Women are conditioned to spend much of our time, energy, and money focusing on how we look with the main goal of being “approved of.”

I have an MBA with a focus on Corporate Finance, and a big part of my education was spent learning to evaluate investment opportunities. As I grew tired of “dieting” and was exploring a new method of reaching my goals from Team Fitbliss, I found it interesting to apply economic policies to the fads in the diet industry I was working to get away from.

Shifting to logic over emotion when it came to my body and goals,  I began to make a shift in perspective.

How can we apply the concept of investment evaluation in our financial goals to our fitness goals? 

The principles for choosing the best investment are usually taught in terms of money and financial decision making, but they can apply to other things too, such as our time, energy, emotions, physical presence, space of mind, etc.

What if, for just a second, we thought about our time and energy as resources and performed an analysis on the investments we are expected to make in our appearance as women?  What is the return on investment (or in other words, the gain or loss we get from investing our time/energy) we receive as women for making investments in adhering to beauty standards?

A quick definition of return on investment (ROI) from tells us: “ROI is a popular metric because of its versatility and simplicity. Essentially, ROI can be used as a rudimentary gauge of an investment’s profitability… If an investment’s ROI is net positive, it is probably worthwhile. But if other opportunities with higher ROIs are available, these signals can help investors eliminate or select the best options. Likewise, investors should avoid negative ROIs, which imply a net a loss.” (Read more: Return On Investment (ROI) Definition | Investopedia

Basically, if you take whatever you get out of an investment, and subtract whatever it cost you – you are left with the value your investment created for you.

When I did a personal assessment of the return on investment that I get for my own time and energy spent on being small and “skinny” here is what I found the returns for myself to be:

  • Attention from men (often negative sexual objectification)
  • Approval and less judgment from other women (friends) who are always on diets and working toward being skinny
  • Feeling like I was “worthy” and “sufficient” (“superior” even) while I was able to maintain the “skinniness”


Meanwhile, here is what it cost me to fit this “approved of” ideal”

  • The ability to focus or be my best in my career
  • Time with family and friends because I was in the gym so often and avoiding foods that weren’t “clean”
  • Sleep and any feelings of satisfaction when it came to my eating habits-I was tired and hungry almost all the time
  • A calm, healthy state of mind-I had huge surges of anxiety, depression and disordered eating patterns when I “fell off” the routine
  • The feeling that life was enjoyable and fun because I felt so isolated


When I did the ROI on this, it clearly appeared that the costs of this outweighed the returns, meaning I was getting a net loss for my investment.

When I asked why I was expected to spend my time on something that was a net loss for my quality of life, the conclusion I reached is that societal beauty standards, though prevalently adhered to, can often distract women from reaching their full potential as human beings.  I wasn’t comfortable with this.

When I asked myself if other investment opportunities with higher ROIs were available, the answer was clear.  So, I decided to stop investing my time and energy in being “skinny” and to reallocate my resources to things that have positive returns and create value in my life.

Here is my list of investments with higher ROIs than being “small and skinny:”

  • My work and career
  • My relationships with my family and friends
  • My peace of mind and a sense of balance
  • My long-term physical health


I’m investing in powerlifting and tracking macros because these things give me a positive return on both my mental health and physical health.  I no longer have disordered eating patterns and I no longer care what others think about what my body looks like.

I invest time and energy into being fully present at work and with my family and friends.  I get the returns of better work performance and better relationships from these investments.

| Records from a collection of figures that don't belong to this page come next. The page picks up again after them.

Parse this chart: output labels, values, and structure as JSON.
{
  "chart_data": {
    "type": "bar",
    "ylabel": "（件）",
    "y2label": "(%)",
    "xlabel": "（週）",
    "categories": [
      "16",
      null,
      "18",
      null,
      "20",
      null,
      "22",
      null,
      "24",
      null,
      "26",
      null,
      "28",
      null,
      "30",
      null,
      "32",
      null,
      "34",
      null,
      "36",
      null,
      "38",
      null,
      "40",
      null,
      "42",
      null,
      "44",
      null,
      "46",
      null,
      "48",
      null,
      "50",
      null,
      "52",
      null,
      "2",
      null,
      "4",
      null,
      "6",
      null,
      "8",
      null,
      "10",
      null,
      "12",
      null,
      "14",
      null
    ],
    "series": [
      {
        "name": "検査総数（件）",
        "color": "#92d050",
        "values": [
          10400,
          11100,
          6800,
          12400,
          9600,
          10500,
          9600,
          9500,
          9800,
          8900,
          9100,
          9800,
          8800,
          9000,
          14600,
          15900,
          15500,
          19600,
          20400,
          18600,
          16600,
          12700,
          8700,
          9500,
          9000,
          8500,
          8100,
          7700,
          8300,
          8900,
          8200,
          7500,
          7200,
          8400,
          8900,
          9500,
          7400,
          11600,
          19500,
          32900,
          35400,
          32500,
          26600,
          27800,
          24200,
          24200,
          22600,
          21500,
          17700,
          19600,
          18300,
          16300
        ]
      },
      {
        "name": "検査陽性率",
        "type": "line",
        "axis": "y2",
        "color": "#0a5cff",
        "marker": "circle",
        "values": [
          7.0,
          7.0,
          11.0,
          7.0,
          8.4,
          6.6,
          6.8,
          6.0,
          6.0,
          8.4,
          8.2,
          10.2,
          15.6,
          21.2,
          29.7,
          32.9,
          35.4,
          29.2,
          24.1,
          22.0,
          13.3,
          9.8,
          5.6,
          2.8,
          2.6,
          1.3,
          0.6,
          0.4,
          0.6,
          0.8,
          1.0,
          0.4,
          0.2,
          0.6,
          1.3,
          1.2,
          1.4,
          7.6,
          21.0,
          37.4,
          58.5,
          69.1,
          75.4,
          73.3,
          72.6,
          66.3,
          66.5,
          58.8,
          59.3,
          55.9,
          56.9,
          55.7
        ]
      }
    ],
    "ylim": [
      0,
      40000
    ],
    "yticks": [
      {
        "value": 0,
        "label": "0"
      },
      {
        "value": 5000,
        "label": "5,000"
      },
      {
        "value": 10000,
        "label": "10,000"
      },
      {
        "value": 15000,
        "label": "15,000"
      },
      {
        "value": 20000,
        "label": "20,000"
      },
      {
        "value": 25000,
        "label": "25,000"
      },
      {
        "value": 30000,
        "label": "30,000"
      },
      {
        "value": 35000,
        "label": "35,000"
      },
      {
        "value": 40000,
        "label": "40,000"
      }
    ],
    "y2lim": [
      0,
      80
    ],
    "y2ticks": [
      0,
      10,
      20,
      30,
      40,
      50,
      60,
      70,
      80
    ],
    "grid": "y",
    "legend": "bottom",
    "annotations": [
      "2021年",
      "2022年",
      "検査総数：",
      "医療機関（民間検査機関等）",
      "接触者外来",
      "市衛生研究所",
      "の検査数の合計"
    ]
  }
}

Overall, the investments I’m making today give me peace of mind and a sense of balance, and the value created for me by those things is infinitely greater than the value created by being “small.”  The approval of society is often of low value and can truly be a distracting investment for women.  We all deserve the option to assess that investment BEFORE making it.

Because of this experience, I’ll forever be asking myself if how I’m “investing” is creating the highest possible value for me, and I’ll forever be telling other women they are entitled to making conscious decisions about how they invest their time and energy, despite what society may tell us. We are more than just bodies and we are entitled to create value for ourselves, no matter what.